As obras têm uma conexão interna, cada uma seguindo um padrão de texto e design. A partir da análise textual, por exemplo, a pesquisadora observou, no livro, as características da época, a disposição das receitas em blocos de texto, sem uma separação entre os ingredientes e o passo a passo. Outro aspecto que também lhe chamou a atenção foi o português de época.
DETALHAMENTO DAS RECEITAS - Ana Paula observou que o gênero textual continua o mesmo, porém com mais detalhes, como o passo a passo e a utilização de tópicos e imagens. Segundo ela, a base dos ingredientes é quase a mesma, variando apenas em alguns momentos: "Podemos ver diferenças de alteração nos ingredientes, por exemplo, a substituição da banha por azeite ou inserção de produtos industrializados que não existiam em outras épocas, mostrando muito do reflexo do tempo no modo de preparação dos alimentos".

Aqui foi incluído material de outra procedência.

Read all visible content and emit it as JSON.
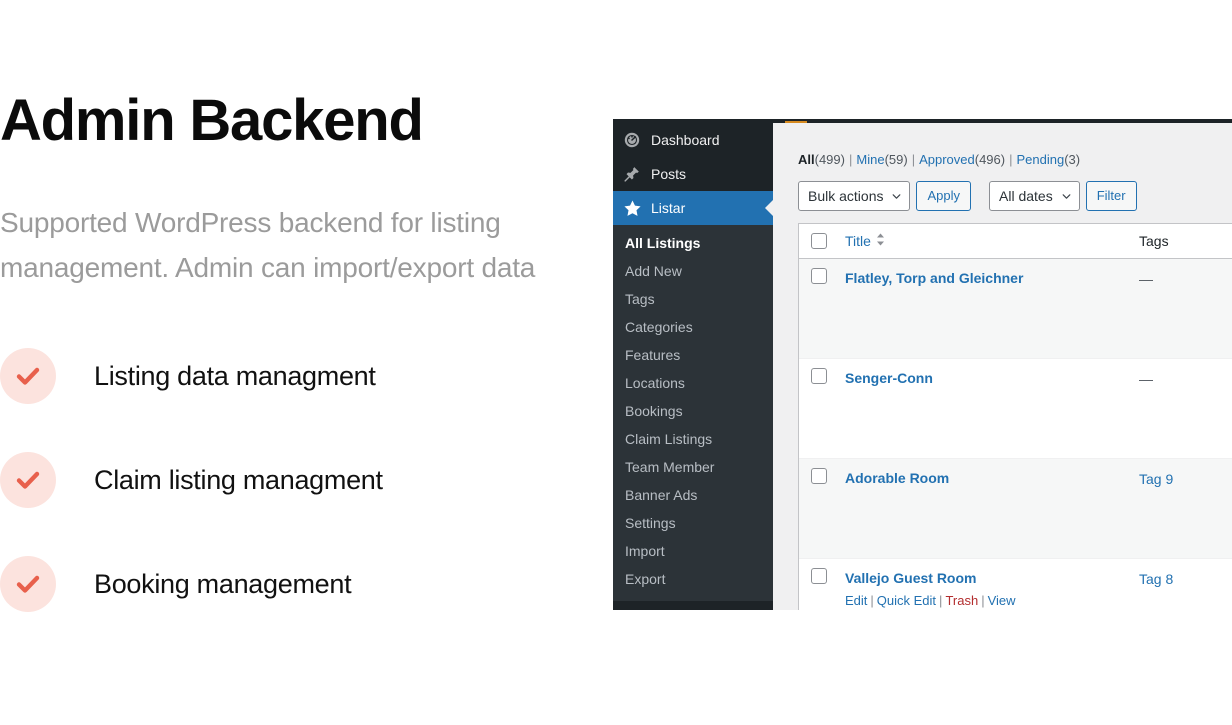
{
  "hero": {
    "title": "Admin Backend",
    "subtitle": "Supported WordPress backend for listing management. Admin can import/export data",
    "features": [
      {
        "label": "Listing data managment",
        "icon": "check-icon"
      },
      {
        "label": "Claim listing managment",
        "icon": "check-icon"
      },
      {
        "label": "Booking management",
        "icon": "check-icon"
      }
    ],
    "colors": {
      "badge_bg": "#fce3de",
      "check": "#e8604c",
      "title": "#0b0b0b",
      "subtitle": "#9b9b9b"
    }
  },
  "wp": {
    "colors": {
      "sidebar_bg": "#1d2327",
      "submenu_bg": "#2c3338",
      "current_bg": "#2271b1",
      "link": "#2271b1",
      "trash": "#b32d2e",
      "content_bg": "#f0f0f1"
    },
    "sidebar": {
      "items": [
        {
          "label": "Dashboard",
          "icon": "dashboard-gauge-icon",
          "current": false
        },
        {
          "label": "Posts",
          "icon": "pin-icon",
          "current": false
        },
        {
          "label": "Listar",
          "icon": "star-icon",
          "current": true
        }
      ],
      "submenu": [
        {
          "label": "All Listings",
          "current": true
        },
        {
          "label": "Add New",
          "current": false
        },
        {
          "label": "Tags",
          "current": false
        },
        {
          "label": "Categories",
          "current": false
        },
        {
          "label": "Features",
          "current": false
        },
        {
          "label": "Locations",
          "current": false
        },
        {
          "label": "Bookings",
          "current": false
        },
        {
          "label": "Claim Listings",
          "current": false
        },
        {
          "label": "Team Member",
          "current": false
        },
        {
          "label": "Banner Ads",
          "current": false
        },
        {
          "label": "Settings",
          "current": false
        },
        {
          "label": "Import",
          "current": false
        },
        {
          "label": "Export",
          "current": false
        }
      ]
    },
    "status_links": [
      {
        "label": "All",
        "count": "(499)",
        "current": true
      },
      {
        "label": "Mine",
        "count": "(59)",
        "current": false
      },
      {
        "label": "Approved",
        "count": "(496)",
        "current": false
      },
      {
        "label": "Pending",
        "count": "(3)",
        "current": false
      }
    ],
    "toolbar": {
      "bulk_actions_value": "Bulk actions",
      "apply_label": "Apply",
      "dates_value": "All dates",
      "filter_label": "Filter"
    },
    "table": {
      "columns": {
        "title": "Title",
        "tags": "Tags"
      },
      "rows": [
        {
          "title": "Flatley, Torp and Gleichner",
          "tags": "—",
          "tags_is_dash": true,
          "alt": true,
          "actions": []
        },
        {
          "title": "Senger-Conn",
          "tags": "—",
          "tags_is_dash": true,
          "alt": false,
          "actions": []
        },
        {
          "title": "Adorable Room",
          "tags": "Tag 9",
          "tags_is_dash": false,
          "alt": true,
          "actions": []
        },
        {
          "title": "Vallejo Guest Room",
          "tags": "Tag 8",
          "tags_is_dash": false,
          "alt": false,
          "actions": [
            {
              "label": "Edit",
              "kind": "edit"
            },
            {
              "label": "Quick Edit",
              "kind": "quick-edit"
            },
            {
              "label": "Trash",
              "kind": "trash"
            },
            {
              "label": "View",
              "kind": "view"
            }
          ]
        }
      ]
    }
  }
}
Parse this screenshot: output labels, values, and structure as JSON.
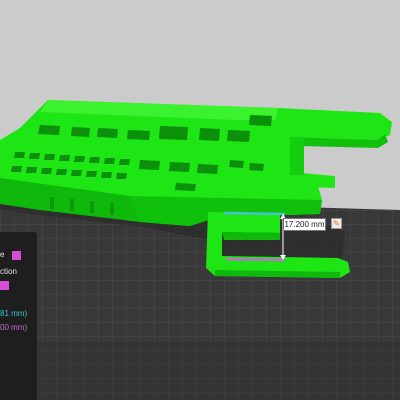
{
  "measurement": {
    "distance_label": "17.200 mm",
    "edit_icon": "pencil-edit-icon"
  },
  "side_panel": {
    "row1_text": "e",
    "row2_text": "ction",
    "mm_line_1": "81 mm)",
    "mm_line_2": "00 mm)",
    "swatch_color": "#d44fd6"
  },
  "colors": {
    "model_green": "#18e010",
    "model_green_dark": "#0a9a08",
    "bed_dark": "#3a3a3a",
    "background_light": "#c9c9c9",
    "measure_cyan": "#41c3d1",
    "measure_magenta": "#c66ad6"
  }
}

A investigação mostra ainda que a gramática da página segue a teoria da ecologia de mídias, combinando características dos livros antigos com as do site ou aplicativo, como "a utilização da letra cursiva, remetendo aos cadernos antigos e trazendo esse teor de afetividade, levando a despertar a memória do cozinheiro".
As diferenças de interação entre a primeira obra analisada, "Cozinheiro Nacional", e a mais recente, o aplicativo "Tudo Gostoso", são claras. A primeira possui uma interação mínima, apenas com anotações ou observações pessoais destinadas ao próprio autor, como, por exemplo, troca de ingredientes, mudanças no preparo ou dificuldades na produção do prato. No aplicativo, a interação é muito maior e mais direta entre o autor e os usuários do aplicativo e do site do programa. Como não há curadoria, todos podem participar, não havendo um padrão de montagem do texto, como afirma a pesquisadora.
Ana Paula Martins conclui que a utilização de sites e aplicativos virou uma tendência, e que eles alcançaram grande popularidade pela facilidade em se obter as informações desejadas. "Hoje o acesso está muito mais fácil, a maior parte das pessoas consultam a internet em vez do livro. Temos mais liberdade em escolher como e o que vamos cozinhar e quais substituições iremos fazer de acordo com os nossos gostos ou ingredientes disponíveis, algo que não acontece quando consultamos os livros".